Children of Men Quotes

Theodore Faron : [ as the building they're in is being attacked ] How is she?
Kee : Annoyed!

Movie: Children of Men
Soldier : Cease fire! Cease fire!

Movie: Children of Men
Julian Taylor : You're smoking?
Theodore Faron : Yeah; it's not working.

Movie: Children of Men
Kee : Froley.
Theodore Faron : Froley.
Kee : Name my baby Froley.
Theodore Faron : It's the first baby in 18 years. You can't call it Froley.
Kee : Says who?

Movie: Children of Men
Kee : I want to call her Bazouka.
Theodore Faron : Bazouka?
Kee : You don't like it?
Theodore Faron : I was getting used to Froley.

Movie: Children of Men
Kee : Dylan. I'll call my baby Dylan.

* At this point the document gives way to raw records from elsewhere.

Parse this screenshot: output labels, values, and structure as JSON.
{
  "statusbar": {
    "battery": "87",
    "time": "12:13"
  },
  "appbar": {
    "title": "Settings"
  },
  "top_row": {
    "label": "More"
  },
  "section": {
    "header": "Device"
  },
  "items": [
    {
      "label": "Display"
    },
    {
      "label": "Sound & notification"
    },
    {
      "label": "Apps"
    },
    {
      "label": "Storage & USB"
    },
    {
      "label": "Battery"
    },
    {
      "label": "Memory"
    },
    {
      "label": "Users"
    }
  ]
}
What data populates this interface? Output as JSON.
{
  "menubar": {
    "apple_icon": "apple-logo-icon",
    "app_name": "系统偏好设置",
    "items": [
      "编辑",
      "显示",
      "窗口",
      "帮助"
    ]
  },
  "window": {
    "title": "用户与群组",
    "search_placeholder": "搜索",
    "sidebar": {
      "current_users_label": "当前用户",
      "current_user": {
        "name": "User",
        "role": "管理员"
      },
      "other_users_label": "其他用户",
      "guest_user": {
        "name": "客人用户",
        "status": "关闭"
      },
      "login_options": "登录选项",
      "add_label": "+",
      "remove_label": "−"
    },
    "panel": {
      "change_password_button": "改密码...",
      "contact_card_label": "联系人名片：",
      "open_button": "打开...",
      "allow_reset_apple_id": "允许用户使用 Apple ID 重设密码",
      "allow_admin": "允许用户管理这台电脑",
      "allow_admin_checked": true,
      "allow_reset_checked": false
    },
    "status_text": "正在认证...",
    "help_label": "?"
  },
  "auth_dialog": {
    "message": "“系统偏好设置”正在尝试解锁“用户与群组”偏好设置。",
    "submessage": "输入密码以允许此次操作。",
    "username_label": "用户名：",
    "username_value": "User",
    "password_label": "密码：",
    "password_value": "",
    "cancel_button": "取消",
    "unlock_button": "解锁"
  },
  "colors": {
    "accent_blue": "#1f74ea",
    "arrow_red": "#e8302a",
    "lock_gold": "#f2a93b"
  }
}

It's a girl's name, too.

Movie: Children of Men
Theodore Faron : Oh yeah, there you go, that's what you always do when it gets tough, you walk away.
Julian Taylor : This is our stop.

Movie: Children of Men
Theodore Faron : You Ok?
Kee : Yeah, You?
Theodore Faron : Yeah... What a day.

Movie: Children of Men
Kee : [ giving birth ] Fuck! Theo, I can't fucking do it!
Theodore Faron : Yes, you fucking can!

Movie: Children of Men
Jasper : I'm glad you don't take cream or sugar Amigo, losing you and Baby Diego in the same day... would be too hard to bare.
Theodore Faron : Well that was even worse, everybody crying. I mean... Baby Diego? Come on, the guy was a wanker!
Jasper : Yeah, but he was the -youngest- wanker on Earth!

Movie: Children of Men
Patric : This never fucking happened, so don't go telling tales 'cause we'll be watching you. At work, when you sleep, when you have a piss, we'll be watching. All the *fucking* time.
Theodore Faron : Jeez, your breath stinks.
Patric : No, it doesn't.
Theodore Faron : Yes, it does.

Movie: Children of Men
Jasper : So, the Human Project is havin' this dinner and all the wisest men in the world are there...
Theodore Faron : [ scoffing ] Human Project, why do people believe this crap? You know even if these people existed with these facilities in these secret locations, fuck me, that's strong! Even if they discovered the cure for infertility, doesn't matter! Too late. World went to shit. Know what? It was too late before the infertility thing happened, for fuck's sake.
Jasper : [ taking a puff off the joint ] I was just tryin' to tell a joke, man.
Theodore Faron : Oh, I'm sorry, go on.
Jasper : No, I'm not tellin' it now!
Theodore Faron : No, c'mon Jasper, go on!
Jasper : No, fuck it! I'm not tellin' it to you!
Theodore Faron : C'mon, I'm sorry!
Jasper : Ok, the Human Project gives this great, big dinner for all the scientists and sages in the world. They're tossing around theories about the ultimate mystery: why are all the women infertile? Why can't we make babies anymore? So, some say it's genetic experiments, gamma rays, pollution, same ol', same ol'. So, anyway, in the corner, this Englishman's sitting, he hasn't said a word, he's just tuckin' in his dinner. So, they decide to ask him, they say, "Well, why do you think we can't make babies anymore?" And he looks up at 'em, he's chewin' on this great big wing and he says "I haven't the faintest idea," he said, "but this stork is quite tasty isn't he?"

Movie: Children of Men
Radio Announcer : And now one for all the nostalgics out there. A blast from the past all the way back from 2003, that beautiful time when people refused to accept that the future was just around the corner.

Movie: Children of Men
Theodore Faron : A hundred years from now there won't be one sad fuck to look at any of this. What keeps you going?
Nigel : You know what it is, Theo? I just don't think about it.